As it points out, bubbles aren’t harmless. People in tech sometimes talk about the positive effects of the dot-com bubble—how it pushed for a rapid build up of infrastructure—but those positive effects don’t nullify the harm
Broadband is also more general-purpose and distributed, whereas much of the generative model infrastructure build is bespoke (specialised hardware), the exact opposite of what the world needs (bigger data centres), and a massive push towards fragile centralisation.
Just from the environmental and employment perspectives, the generative model bubble is already rivalling cryptocoins in the harm it does to society.
I’m also biased because this bubble is affecting me personally in more ways than one.
One reason why the case against “AI” is as cut and dried as the case against cryptocoins, in my opinion, is that shutting those two sectors down through government action would immediately solve the household energy transition for Iceland, for example.
The maths is fairly straightforward: switching personal transportation over to electricity here would roughly double household power consumption (give or take), with the assumption that current plans to improve public transport pan out.

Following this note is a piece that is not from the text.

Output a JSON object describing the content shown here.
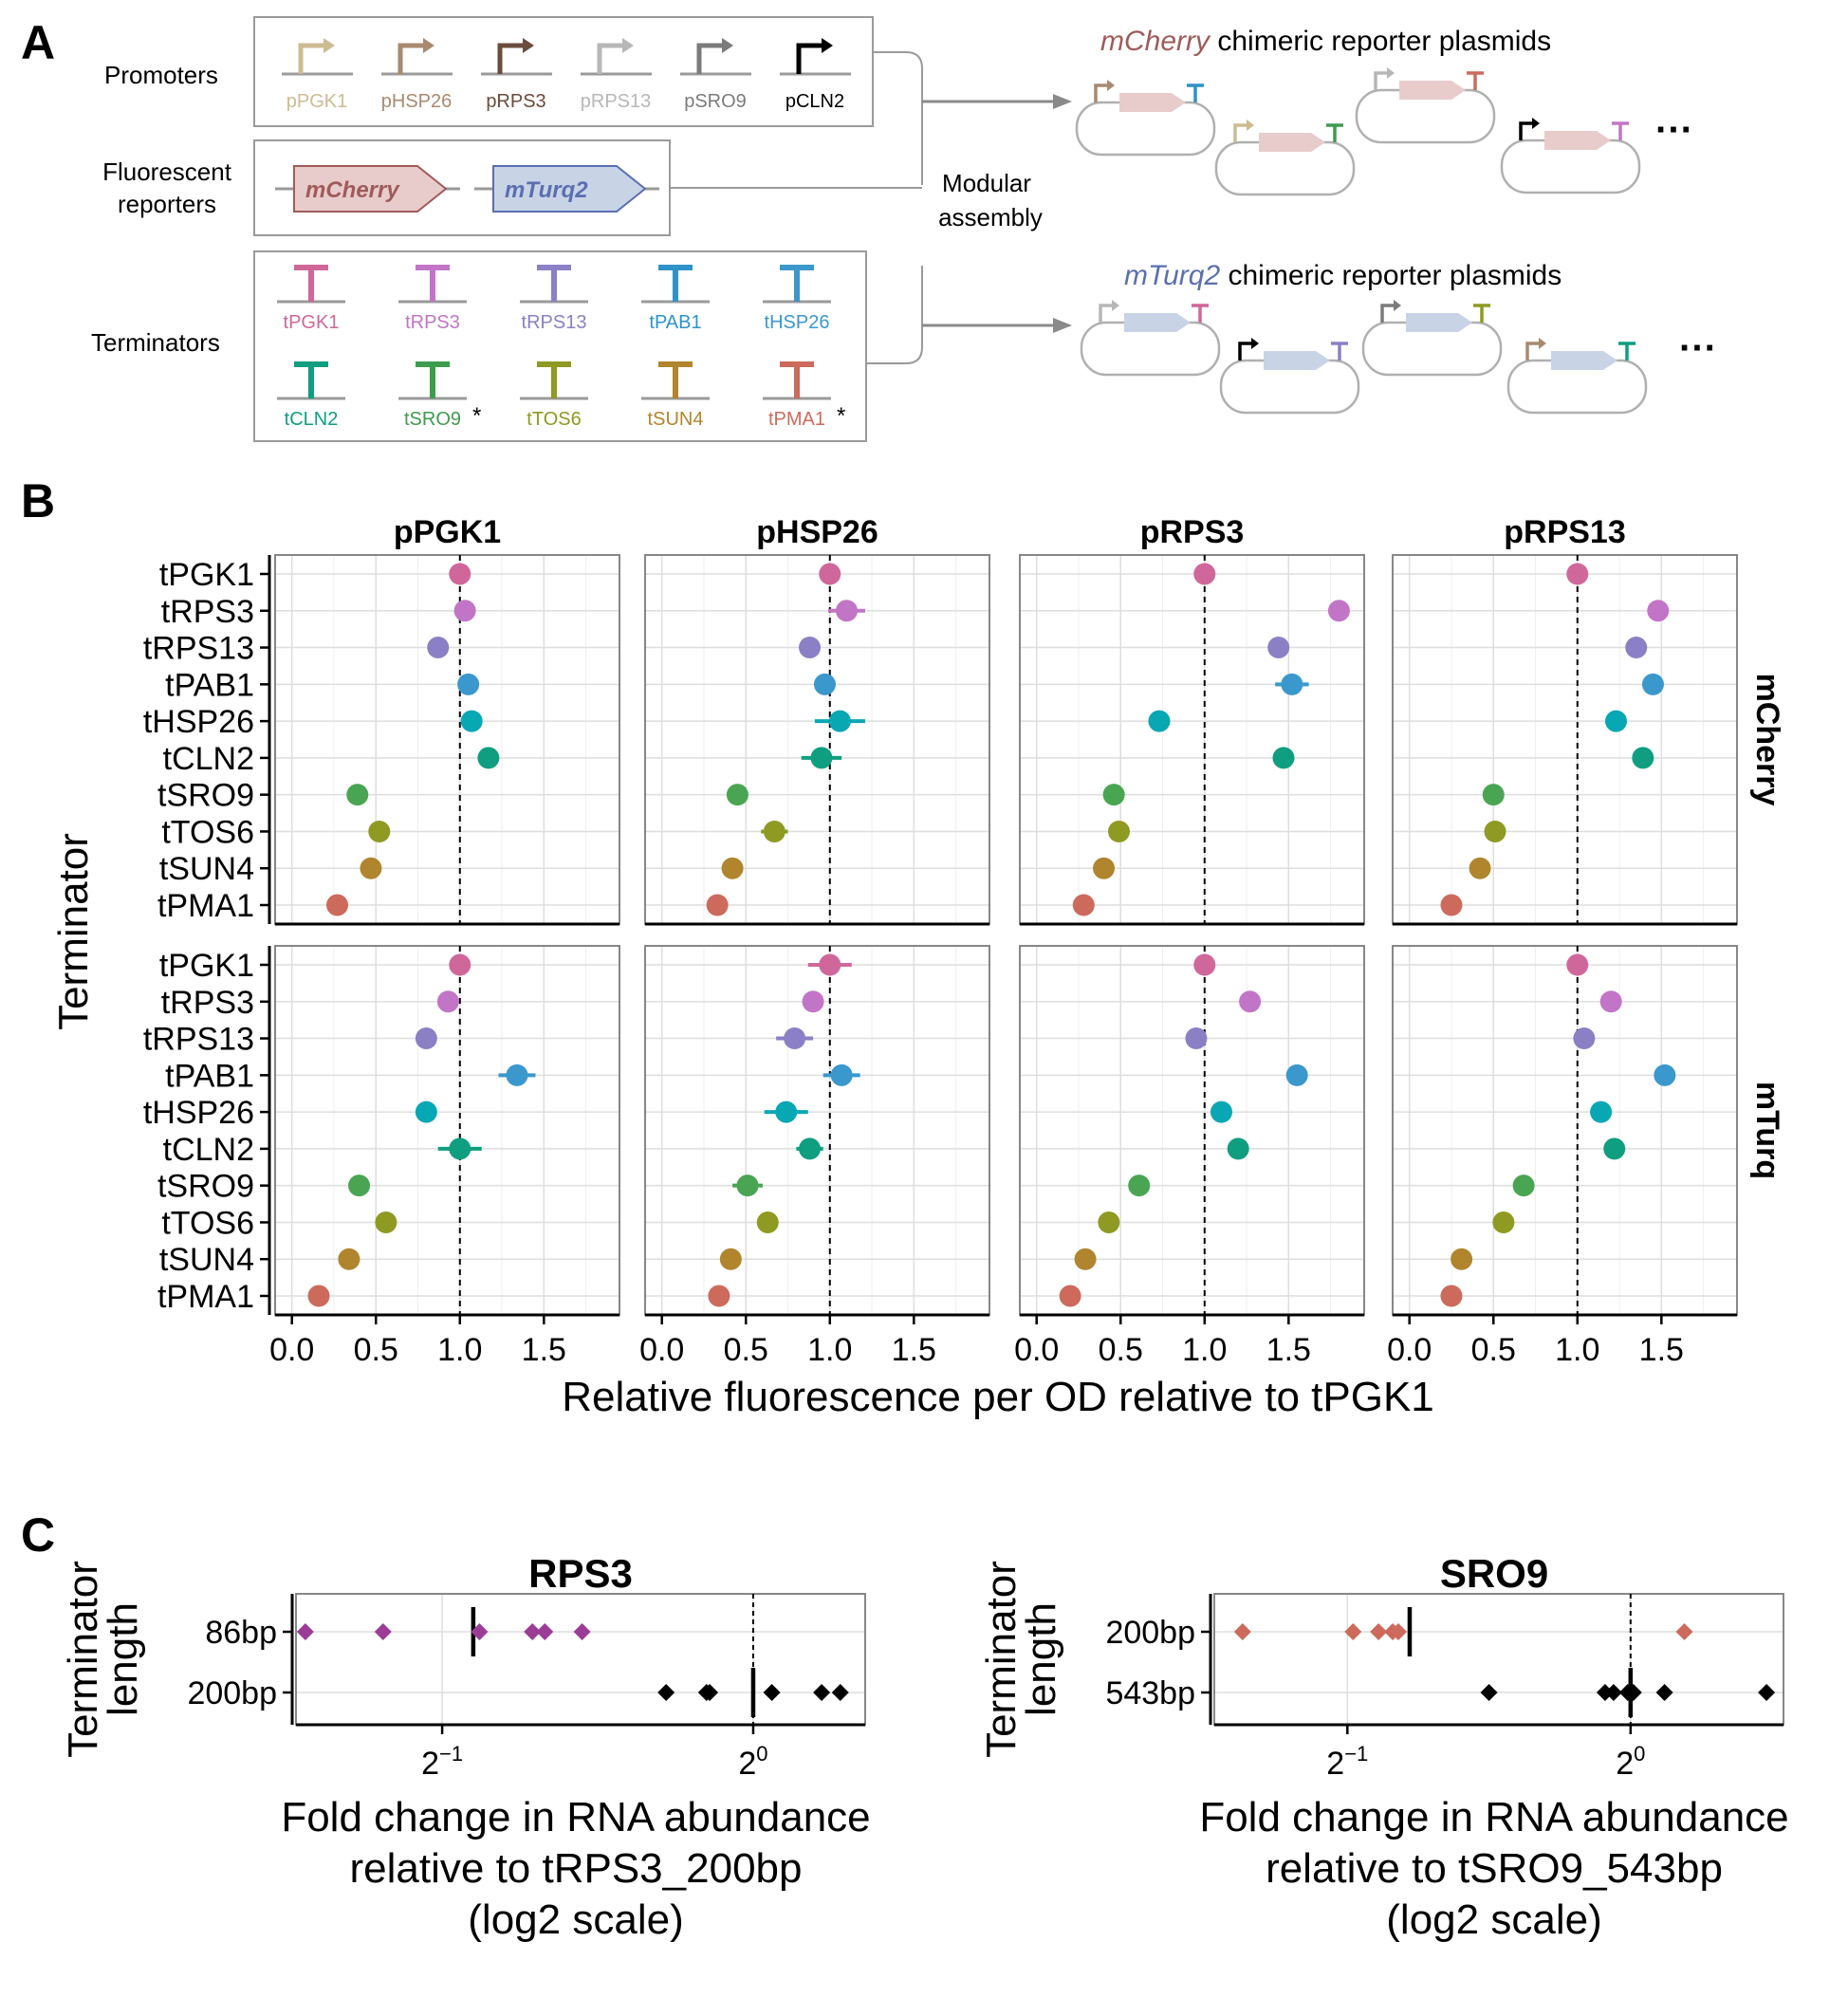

Iceland doesn’t have that much excess power generation. Already our power companies have to occasionally limit power delivery to heavy users.
Increasing power generation that much requires tough choices: we’d have to ruin the environment some way. We just don’t have that many locations left for hydroelectric or geothermal power plants. Most locations that remain are popular tourist sites – destroying them would be bad for the economy – important ecosystems, or would require improvements to the grid that nobody seems to be willing to pay for. Even if we shut down some of the aluminium smelters, reusing that power elsewhere would be problematic. The Kárahnjúkar power plant is in the middle of nowhere and was purpose-built to serve the aluminium industry. When it generates excess power – which happens – that power is usually wasted because the grid can’t shift it from the region where most of the smelting takes place to the regions that have most of the population.
However, data centres in Iceland are both located near populated areas and are almost exclusively used for “AI” or crypto. You can’t buy regular hosting in these centres for love or money. If you buy hosting in Iceland, odds are that the rack is in a building in Reykjavík somewhere, not in a data centre
And those data centres use more power than Icelandic households combined.
Instead of putting limits to “AI” and cryptocoin mining, the official plan is currently to destroy big parts of places like Þjórsárdalur valley, one of the most green and vibrant ecosystems in Iceland.
That’s why I take it personally when people use “AI” models and cryptocoins. You are complicit in creating the demand that is directly threatening to destroy the environment I live in. None of this would be happening if there wasn’t demand so I absolutely do think the people using these tools and services are personally to blame, at least partially, for the harm done in their name.
There’s a cost to these tools and they’re pushing it onto others.
Back in 2003, twenty years ago, I was helping out on a radio documentary on the construction of the Kárahnjúkar power plant.
For that project, we got permission to visit the site and got a guided tour.
I will never forget the devastation.
And, if my government ends up repeating that destruction, I’m not about to forgive it either.